Revised: 12/2017
Interviewed about his Turing Award, Michael Stonebraker is "modest" about his jointly-with-others contribution:
"... the Ingres database [sic] brought Codd’s lofty relational ideas into the realm of ordinary individuals ... turned [them] into constructs that could be manipulated by ordinary people ... it was argued at the time that RDBMS couldn’t perform, but we showed it could be efficient."and gives most of the credit to "Ted" Codd:
"What Ted proposed was radical ... a complete change from how things were being done in database [sic] ... he turned the problem of data management into one of relations. That dramatically simplified things ... The conventional wisdom was that you should build for the particulars of how the data is stored. He saw that made no sense ... he [moved] the actual manipulation of data away from assembly language programming of the time to higher levels of abstraction that would later become structured query language, or SQL ... He brought principles of encapsulation and abstraction to programming databases, like with a high-level-language in programming."Quite.
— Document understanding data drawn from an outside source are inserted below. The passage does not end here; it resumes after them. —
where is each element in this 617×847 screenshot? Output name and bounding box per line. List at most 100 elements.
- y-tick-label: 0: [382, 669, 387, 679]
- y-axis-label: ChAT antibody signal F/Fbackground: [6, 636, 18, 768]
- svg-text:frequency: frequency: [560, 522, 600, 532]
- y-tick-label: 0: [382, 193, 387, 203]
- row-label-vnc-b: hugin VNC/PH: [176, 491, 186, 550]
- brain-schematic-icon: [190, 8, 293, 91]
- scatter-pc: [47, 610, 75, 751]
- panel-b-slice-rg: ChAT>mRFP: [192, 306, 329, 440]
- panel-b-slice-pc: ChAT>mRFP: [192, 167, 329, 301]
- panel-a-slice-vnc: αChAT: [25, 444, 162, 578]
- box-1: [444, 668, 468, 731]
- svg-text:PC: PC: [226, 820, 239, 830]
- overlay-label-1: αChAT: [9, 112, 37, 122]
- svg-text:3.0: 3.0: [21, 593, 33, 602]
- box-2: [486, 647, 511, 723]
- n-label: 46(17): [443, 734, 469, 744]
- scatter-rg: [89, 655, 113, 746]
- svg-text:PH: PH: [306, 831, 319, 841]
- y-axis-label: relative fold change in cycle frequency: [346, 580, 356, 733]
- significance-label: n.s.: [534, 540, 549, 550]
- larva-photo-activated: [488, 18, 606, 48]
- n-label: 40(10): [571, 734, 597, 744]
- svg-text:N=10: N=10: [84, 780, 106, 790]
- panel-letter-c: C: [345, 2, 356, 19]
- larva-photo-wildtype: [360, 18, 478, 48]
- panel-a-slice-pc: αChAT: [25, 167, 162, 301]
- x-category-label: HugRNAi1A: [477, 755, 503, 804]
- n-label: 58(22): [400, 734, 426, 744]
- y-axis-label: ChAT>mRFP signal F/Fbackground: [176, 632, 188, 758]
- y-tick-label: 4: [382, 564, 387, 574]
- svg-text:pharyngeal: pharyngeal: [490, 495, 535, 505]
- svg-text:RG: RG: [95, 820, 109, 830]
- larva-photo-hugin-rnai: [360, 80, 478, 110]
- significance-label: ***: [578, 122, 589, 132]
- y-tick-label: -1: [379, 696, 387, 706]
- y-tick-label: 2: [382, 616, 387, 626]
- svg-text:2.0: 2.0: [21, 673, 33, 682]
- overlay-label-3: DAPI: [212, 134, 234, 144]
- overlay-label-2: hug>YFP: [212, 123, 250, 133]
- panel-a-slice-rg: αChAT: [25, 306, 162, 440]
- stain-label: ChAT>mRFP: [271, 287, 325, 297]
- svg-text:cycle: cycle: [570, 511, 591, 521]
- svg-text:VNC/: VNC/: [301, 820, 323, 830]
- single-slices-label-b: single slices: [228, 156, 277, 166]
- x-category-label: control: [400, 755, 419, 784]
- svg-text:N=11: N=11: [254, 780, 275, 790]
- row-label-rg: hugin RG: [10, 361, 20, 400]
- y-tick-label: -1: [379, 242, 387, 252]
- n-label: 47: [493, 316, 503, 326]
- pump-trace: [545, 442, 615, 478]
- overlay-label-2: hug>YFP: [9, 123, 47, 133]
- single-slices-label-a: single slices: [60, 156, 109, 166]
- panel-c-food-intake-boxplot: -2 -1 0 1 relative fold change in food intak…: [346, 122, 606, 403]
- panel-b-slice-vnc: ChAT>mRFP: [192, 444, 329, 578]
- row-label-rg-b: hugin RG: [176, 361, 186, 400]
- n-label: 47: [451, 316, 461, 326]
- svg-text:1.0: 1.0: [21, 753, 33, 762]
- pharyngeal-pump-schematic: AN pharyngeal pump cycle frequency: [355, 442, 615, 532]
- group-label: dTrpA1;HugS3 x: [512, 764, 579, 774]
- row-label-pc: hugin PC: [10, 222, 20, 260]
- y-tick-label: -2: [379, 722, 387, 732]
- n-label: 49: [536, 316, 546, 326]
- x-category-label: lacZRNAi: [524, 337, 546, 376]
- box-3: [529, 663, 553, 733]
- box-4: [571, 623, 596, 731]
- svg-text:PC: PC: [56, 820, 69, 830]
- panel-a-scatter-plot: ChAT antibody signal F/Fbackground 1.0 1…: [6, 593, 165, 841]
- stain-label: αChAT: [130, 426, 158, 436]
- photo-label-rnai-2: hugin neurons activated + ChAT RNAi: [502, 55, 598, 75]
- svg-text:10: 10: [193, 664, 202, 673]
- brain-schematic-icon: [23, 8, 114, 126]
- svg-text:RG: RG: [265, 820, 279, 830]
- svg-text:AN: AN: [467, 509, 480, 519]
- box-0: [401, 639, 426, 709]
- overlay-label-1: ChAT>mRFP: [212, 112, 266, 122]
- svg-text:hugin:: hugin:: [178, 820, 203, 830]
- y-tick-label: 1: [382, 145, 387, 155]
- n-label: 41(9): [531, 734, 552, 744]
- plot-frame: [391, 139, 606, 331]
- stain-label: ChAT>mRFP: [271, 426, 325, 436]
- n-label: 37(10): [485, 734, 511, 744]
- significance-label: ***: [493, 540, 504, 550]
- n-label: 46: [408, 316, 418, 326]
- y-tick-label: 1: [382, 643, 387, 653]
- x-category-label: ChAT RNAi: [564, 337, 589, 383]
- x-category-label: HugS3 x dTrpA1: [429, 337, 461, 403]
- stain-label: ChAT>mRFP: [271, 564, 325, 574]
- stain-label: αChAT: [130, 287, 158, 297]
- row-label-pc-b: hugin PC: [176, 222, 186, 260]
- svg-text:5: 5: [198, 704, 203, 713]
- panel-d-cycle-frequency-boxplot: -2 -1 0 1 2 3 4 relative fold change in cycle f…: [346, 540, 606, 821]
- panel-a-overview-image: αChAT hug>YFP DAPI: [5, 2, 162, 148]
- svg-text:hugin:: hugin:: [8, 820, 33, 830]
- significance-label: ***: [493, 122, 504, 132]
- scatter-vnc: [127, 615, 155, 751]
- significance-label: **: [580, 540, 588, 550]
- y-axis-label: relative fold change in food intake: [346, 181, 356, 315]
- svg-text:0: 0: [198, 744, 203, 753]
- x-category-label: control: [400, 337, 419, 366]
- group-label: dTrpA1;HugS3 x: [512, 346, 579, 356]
Except that Ted was vehemently critical of SQL as a botched concretization of the RDM which, as it turned out, ensured that his ideas would never be truly and fully implemented (one of which, incidentally, was a relational declarative data sublanguage that would replace programming for data management DBMS functions). On the one hand SQL, whatever its flaws, was much superior to the database technologies that preceded it; on the other it has been forever identified with the RDM, to the point where the chance for true RDBMSs was lost (the assembly language statement is not quite accurate -- COBOL, FORTRAN and special purpose languages were used at the time -- assembly language was used for writing access methods at the I/O level, but even that wasn't pure).